With this powerful mental concept, we can now ask about the Hailey's prior distribution, not only of the possible observations, but also of the joint distribution of observations AND results (in this case of whether a word exists or not).
Using such concepts, the "ambiguous evidence" concept dissolves itself: ambiguity has to reside on the priors, or on the current beliefs, rather than on future evidence or on how to best interpret it. Given a detailed enough representation of the current beliefs, there can be no justification for predictable polarization or reflection violations of any sort.

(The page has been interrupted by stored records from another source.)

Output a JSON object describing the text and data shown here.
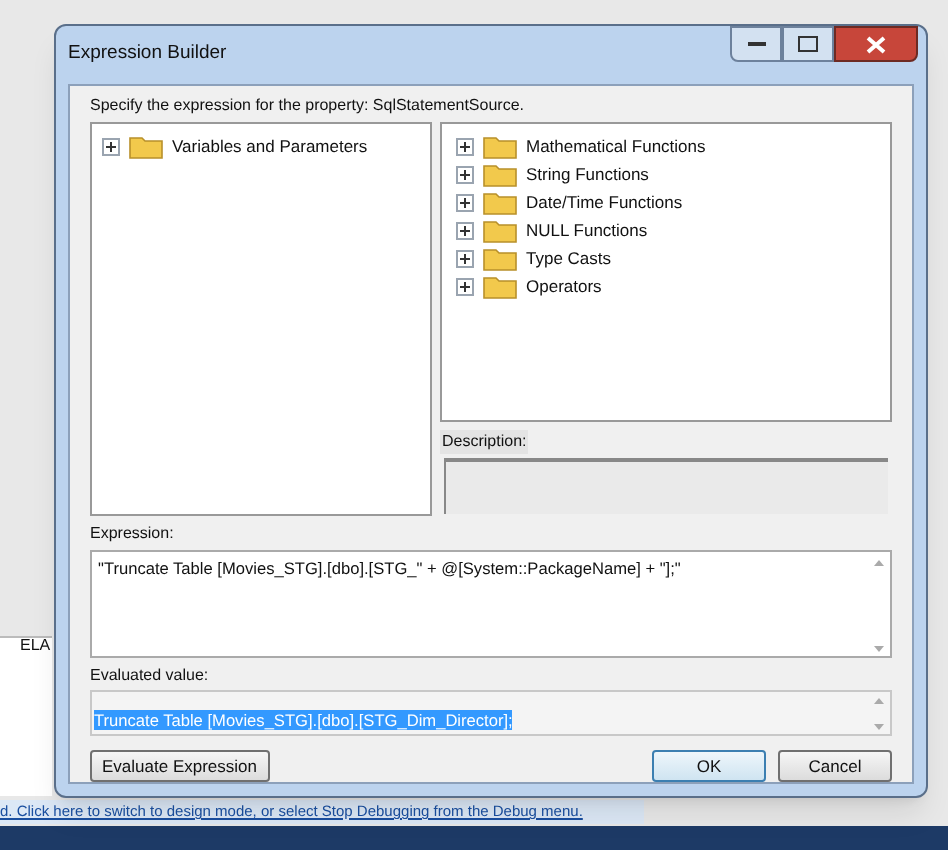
{
  "window": {
    "title": "Expression Builder"
  },
  "prompt": "Specify the expression for the property: SqlStatementSource.",
  "left_tree": [
    {
      "label": "Variables and Parameters",
      "expanded": false
    }
  ],
  "right_tree": [
    {
      "label": "Mathematical Functions",
      "expanded": false
    },
    {
      "label": "String Functions",
      "expanded": false
    },
    {
      "label": "Date/Time Functions",
      "expanded": false
    },
    {
      "label": "NULL Functions",
      "expanded": false
    },
    {
      "label": "Type Casts",
      "expanded": false
    },
    {
      "label": "Operators",
      "expanded": false
    }
  ],
  "description": {
    "label": "Description:"
  },
  "expression": {
    "label": "Expression:",
    "value": "\"Truncate Table [Movies_STG].[dbo].[STG_\" +  @[System::PackageName] + \"];\""
  },
  "evaluated": {
    "label": "Evaluated value:",
    "value": "Truncate Table [Movies_STG].[dbo].[STG_Dim_Director];",
    "selected": true
  },
  "buttons": {
    "evaluate": "Evaluate Expression",
    "ok": "OK",
    "cancel": "Cancel"
  },
  "background": {
    "item": "ELA",
    "info_bar": "d. Click here to switch to design mode, or select Stop Debugging from the Debug menu."
  }
}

We can hypothetise that ambiguity on how to interpret new evidence or update beliefs based on them come from ambiguity on what the observations are, from inconsistent or undetermined previous beliefs, or from errors in aproximation and computation.
Conclusion
This is understandable, and may be a mechanism for predictable polarization in practice. After all, it is very hard to keep a consistent set of current beliefs about all possible evidence you may be subject for, much less for the joint distribution of evidence of things you care about. It is also very hard to update this exponentially large space of beliefs according to the laws of probability; It is inevitable that approximations will be used both to represent both the current beliefs and the updates.
It therefore should not be surprising if, in practice, updates to human beliefs end up violating martingale properties. But rather than accepting such violations as "rational", one should work to recognize them for what they are: evidence that at some point, present or future, one's rationality is falling short.